There are all sorts of examples of the ways in which societies have undergone immense change over a comparatively short period of time - parts of the Middle East, for instance - and in Mallorca's case this transformation has occurred over the period of only two generations. It is an experience that has been lived by many and one that can perhaps be all too easily overlooked.
When researchers recently asked about current-day opinions regarding tourism - a survey in light of "saturation" - it was notable that the older generation felt the saturation sensation most acutely. Notable but not surprising. Here is a generation which, as an example, can recall how at the end of the 1950s Can Picafort had a couple of small hotels, a series of tracks made from sand, and a row of dunes. Now, it is a resort of high-density urbanisation. There aren't the dunes. They were flattened.
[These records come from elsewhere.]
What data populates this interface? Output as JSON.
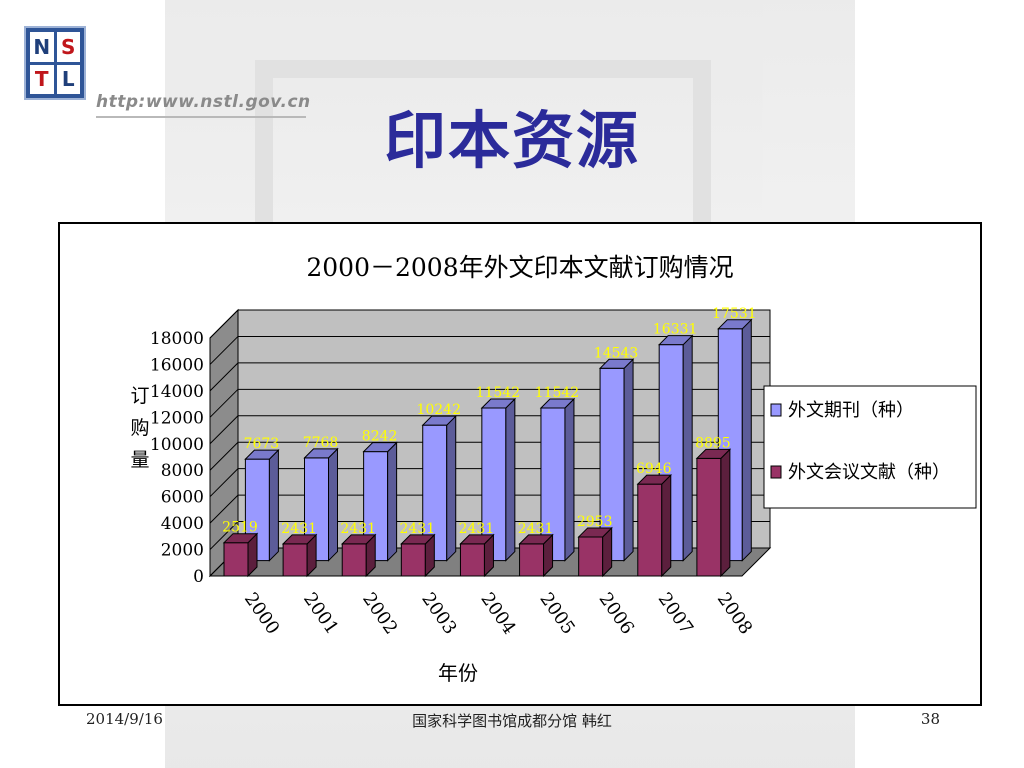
{
  "slide": {
    "title": "印本资源",
    "logo_letters": [
      "N",
      "S",
      "T",
      "L"
    ],
    "url": "http:www.nstl.gov.cn"
  },
  "footer": {
    "date": "2014/9/16",
    "center": "国家科学图书馆成都分馆 韩红",
    "page": "38"
  },
  "colors": {
    "series1": "#9999ff",
    "series2": "#993366",
    "label": "#ffff00",
    "title": "#2b2b9a"
  },
  "chart_data": {
    "type": "bar",
    "title": "2000－2008年外文印本文献订购情况",
    "xlabel": "年份",
    "ylabel": "订购量",
    "categories": [
      "2000",
      "2001",
      "2002",
      "2003",
      "2004",
      "2005",
      "2006",
      "2007",
      "2008"
    ],
    "series": [
      {
        "name": "外文期刊（种）",
        "values": [
          7673,
          7768,
          8242,
          10242,
          11542,
          11542,
          14543,
          16331,
          17531
        ]
      },
      {
        "name": "外文会议文献（种）",
        "values": [
          2519,
          2431,
          2431,
          2431,
          2431,
          2431,
          2953,
          6946,
          8895
        ]
      }
    ],
    "data_labels": [
      [
        "7673",
        "7768",
        "8242",
        "10242",
        "11542",
        "11542",
        "14543",
        "16331",
        "17531"
      ],
      [
        "2519",
        "2431",
        "2431",
        "2431",
        "2431",
        "2431",
        "2953",
        "6946",
        "8895"
      ]
    ],
    "ylim": [
      0,
      18000
    ],
    "yticks": [
      "0",
      "2000",
      "4000",
      "6000",
      "8000",
      "10000",
      "12000",
      "14000",
      "16000",
      "18000"
    ],
    "grid": true,
    "legend": "right",
    "style": "3d"
  }
}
It was this process of "Balearisation" - the unprecedented development of the coasts - which contributed to Mallorca's one-time reputation. A further process of gentrification has shifted that reputation dramatically, but this makes it also easy to overlook how Mallorca was once shorthand for naffness.
The Formentor Conversations are an extreme and somewhat obscure manifestation of the extension to this gentrification, a desire to attempt to reclaim some essence of former times. There are things that cannot be reclaimed - the dunes that were built on, for example - but others can be. And one is a degree of civility. A further one is a spot of respect.
There is a tendency to argue that Mallorca should be grateful for the legacy bestowed upon it by mass tourism. There is gratitude, but here is a word that can disguise a patronising demand for servility. In the global economy, tourism no longer works as it once did, with the destination and its people expected to lump whatever was thrown at them.
Mallorca has a right to decide for itself, and within the context of current debates regarding saturation and sustainability, it may well do. Consequences of Balearisation will remain, but the lost soul of its purgatory can be reclaimed.